Regardless, Norway, just keep him permanently indoors, okay?
May '11
Re: Evil and Insanity Are Not the Same Thing
I don't know anything about Norwegian criminal law, but I make my living by trying to keep crazy and dangerous people locked up in mental hospitals here in the US. Sounds to me like Breivik was found "not guilty by reason of insanity", a better statement of which is "guilty but insane." In our system that means that the defendant has a mental disorder that makes him either incapable of understanding the wrongfulness of the conduct, or incapable of conforming his conduct to the legal standard (i.e., not killing people.)
In California an NGI defendant can be kept locked up in the hospital for a period of time equal to the max term of his sentence, but if he's still crazy and dangerous at the end of that time, his commitment can be legally extended.
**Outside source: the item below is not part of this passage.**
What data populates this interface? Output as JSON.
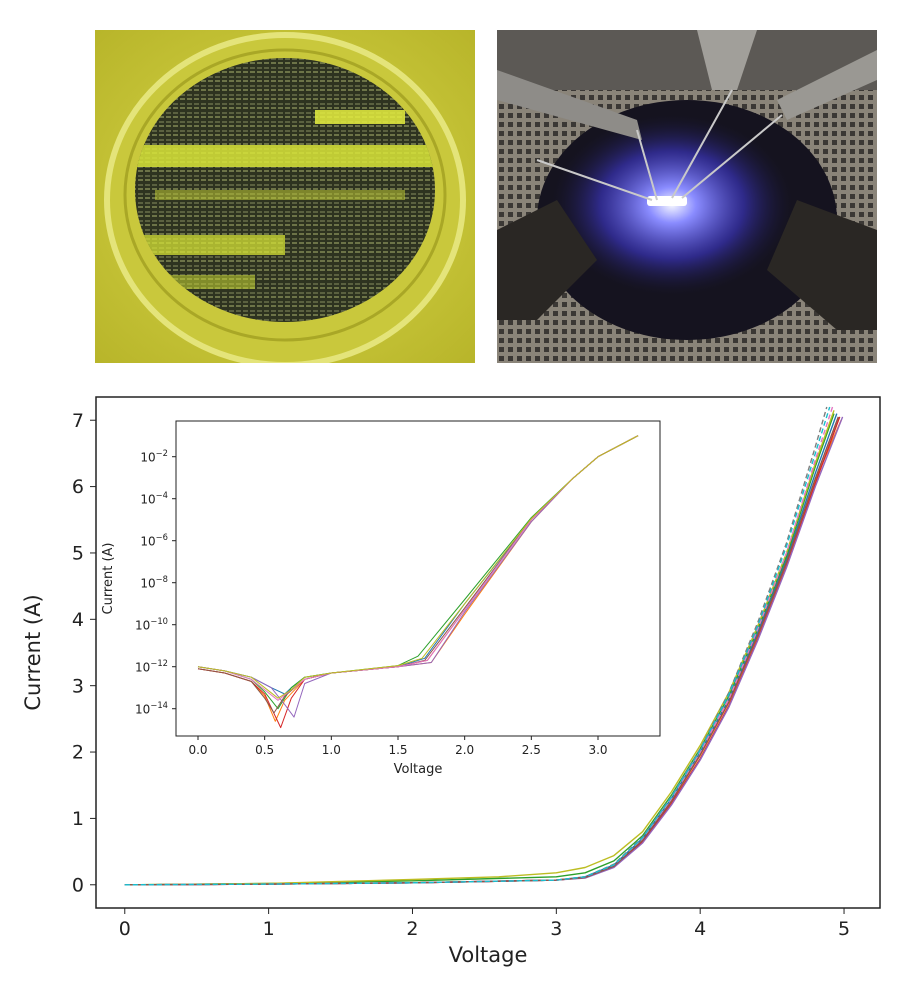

If he recovers his sanity he can petition for a restoration of sanity, and if that is granted he is returned to the criminal court to deal with the criminal charges. I suspect the Norwegian system is something like that, and that Breivik qualified as insane because he didn't grasp that killing people as an attention-getter is absolutely wrong/unjustifiable.
May '11
Re: Evil and Insanity Are Not the Same Thing
I agree that Breivik's crimes spring from something more than just mental illness. It looks like Breivik has some sort of psychotic disorder that gives him grandiose delusions, but the vast majority of people with psychotic disorders never break the law, and even among the small number who do, killing is rare, and among that small number of psychotic murderers this sort of mass slaughter is very, very rare. Call it sociopathy or evil, it's what makes hands-on mass-murderers like Breivik, as well as mass-murder from a distance, like Stalin,and Hitler.
Mar '11
Re: Evil and Insanity Are Not the Same Thing
Breivik's actions prove he is evil. The actions of the Norwegian government prove they are insane. It was the Norwegian Labor Party government that taught Breivik the lesson that terror works. By ruling Breivik insane they are shutting down the issue.
After an islamic terrorist atrocity "moderate" islamic leaders step up and deplore the violence; but explain that poor oppressed islamic youths were reacting to a lack of respect for their faith and their culture, then demand concessions in the name of tolerance and get some. The governments, including the Norwegian government, that make accommodations are guaranteeing there will be more atrocities.
Breivik is like an 'underpants gnome' only instead of forgetting what stage two of the plan is he jumped straight to stage two, seemingly believing the exploitation of the outrage would happen by magic.